Svitlana et ses deux enfants sont restés à Troïtske sous l'occupation russe pendant quatre mois. Elle raconte qu'elle a déjà entendu "Dites merci" et qu'elle devrait être plus reconnaissante, mais c'était de la part de soldats russes, qui sont venus chez elle pour mener "des fouilles approfondies et des passages à tabac".
Alors qu'elle raconte à Euronews son expérience sous l'occupation russe, elle s'efforce de retenir ses larmes : "chaque jour, les Russes nous disaient : "remerciez-nous de ne pas encore toucher à vos enfants.""
Lorsque les forces russes venaient chez elle, Svitlana emmenait les enfants, sa fille de trois ans et son fils de neuf ans, dans une autre pièce pour qu'ils ne soient pas témoins des coups et du harcèlement. "Mon fils a tout entendu, mais au moins il ne l'a pas vu de ses propres yeux", a-t-elle déclaré. Ayant vécu l'occupation, Svitlana affirme qu'"il n'y a rien d'humain dans l'armée russe, seulement une cruauté totale".
Les affirmations selon lesquelles la Russie "est venue sauver et secourir le Donbass" ne pourraient être plus éloignées de la vérité et de la réalité que Svitlana a vécue : "je suis originaire du Donbass. Ils ne sont pas venus me sauver. Ils sont venus pour me tuer. Ils m'ont tuée dans ma propre maison jusqu'à la fin".
Svitlana a réussi à s'échapper à la mi-juillet 2022, une épreuve qui lui a fait comprendre que les Ukrainiens ne se laisseront pas imposer un accord de paix, surtout pas à n'importe quel prix. "Une trêve à tout prix est impossible, car le prix a déjà été fixé. Le prix, c'est la vie de nos hommes, la vie de nos fils. Et il n'y aura jamais de pardon pour cela, jamais", a-t-elle expliqué.
Il y a trois mois, Svitlana a rejoint elle-même les Forces armées ukrainiennes pour suivre les traces de son mari décédé et protéger ses enfants. "Si nous gagnons maintenant, nos enfants n'auront pas à se battre pour notre indépendance et nos droits" explique-t-elle.
Elle a également rejoint le projet d'art-thérapie "She is Alive : Histoires d'amour", qui réunit des femmes ukrainiennes ayant perdu leur mari ou leur fils et qui utilisent la peinture pour exprimer leur chagrin. En montrant ses peintures, Svitlana explique qu'elle n'avait jamais dessiné auparavant, mais que c'est maintenant le moyen pour elle de montrer son amour à son mari décédé, comme dans un tableau où elle l'a représenté en ange gardien pour elle et leurs enfants.

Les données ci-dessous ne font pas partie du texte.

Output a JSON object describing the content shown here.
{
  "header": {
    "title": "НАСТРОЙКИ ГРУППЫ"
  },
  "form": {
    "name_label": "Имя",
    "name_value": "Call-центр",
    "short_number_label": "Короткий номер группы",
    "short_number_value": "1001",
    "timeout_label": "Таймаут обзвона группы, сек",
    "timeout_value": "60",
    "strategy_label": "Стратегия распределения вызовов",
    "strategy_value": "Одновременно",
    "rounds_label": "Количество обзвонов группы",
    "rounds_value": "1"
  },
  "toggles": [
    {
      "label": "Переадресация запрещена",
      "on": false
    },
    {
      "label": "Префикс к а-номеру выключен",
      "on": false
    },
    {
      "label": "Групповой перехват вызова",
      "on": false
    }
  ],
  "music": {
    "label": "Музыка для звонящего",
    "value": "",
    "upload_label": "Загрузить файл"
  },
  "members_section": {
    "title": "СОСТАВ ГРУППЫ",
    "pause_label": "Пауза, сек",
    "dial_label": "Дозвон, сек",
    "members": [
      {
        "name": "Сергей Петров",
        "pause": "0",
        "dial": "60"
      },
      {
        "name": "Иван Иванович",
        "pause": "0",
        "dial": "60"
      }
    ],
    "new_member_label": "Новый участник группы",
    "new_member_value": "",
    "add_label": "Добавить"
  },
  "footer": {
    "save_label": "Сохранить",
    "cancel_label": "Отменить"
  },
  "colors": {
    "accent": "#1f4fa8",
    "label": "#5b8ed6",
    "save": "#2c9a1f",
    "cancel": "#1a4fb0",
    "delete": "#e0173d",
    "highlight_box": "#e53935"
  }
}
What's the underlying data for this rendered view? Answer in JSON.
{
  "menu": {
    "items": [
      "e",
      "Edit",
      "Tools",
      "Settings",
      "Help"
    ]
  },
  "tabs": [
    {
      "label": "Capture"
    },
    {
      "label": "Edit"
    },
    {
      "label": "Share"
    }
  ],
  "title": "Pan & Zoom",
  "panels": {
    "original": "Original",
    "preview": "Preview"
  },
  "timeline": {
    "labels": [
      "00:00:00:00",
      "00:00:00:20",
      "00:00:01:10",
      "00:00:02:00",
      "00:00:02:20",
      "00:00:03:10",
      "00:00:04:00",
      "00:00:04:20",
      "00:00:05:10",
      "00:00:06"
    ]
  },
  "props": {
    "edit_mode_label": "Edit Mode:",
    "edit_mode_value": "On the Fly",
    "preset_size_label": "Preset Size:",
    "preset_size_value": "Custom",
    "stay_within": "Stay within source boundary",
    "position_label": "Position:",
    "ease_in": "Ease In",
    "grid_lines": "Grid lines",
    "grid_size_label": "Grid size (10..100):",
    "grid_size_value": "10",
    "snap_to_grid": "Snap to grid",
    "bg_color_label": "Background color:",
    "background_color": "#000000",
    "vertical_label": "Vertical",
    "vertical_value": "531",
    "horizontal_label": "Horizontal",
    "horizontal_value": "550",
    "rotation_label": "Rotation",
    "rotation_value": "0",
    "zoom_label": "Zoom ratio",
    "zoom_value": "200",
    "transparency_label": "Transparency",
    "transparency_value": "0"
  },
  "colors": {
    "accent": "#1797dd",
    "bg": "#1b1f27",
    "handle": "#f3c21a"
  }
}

Des centaines de peintures, des centaines de familles détruites
Olena Sokalska, fondatrice de She is Alive : Love Stories, explique que le studio d'art-thérapie est un lieu sûr pour les épouses et les mères des soldats tombés au combat. Dans cette communauté, explique Olena, les femmes peuvent se sentir totalement libres. "Elles peuvent se parler, rire, fêter les anniversaires. Et chacune d'entre elles comprend la douleur qui est en elles, la douleur qui restera toujours", a-t-elle déclaré à Euronews.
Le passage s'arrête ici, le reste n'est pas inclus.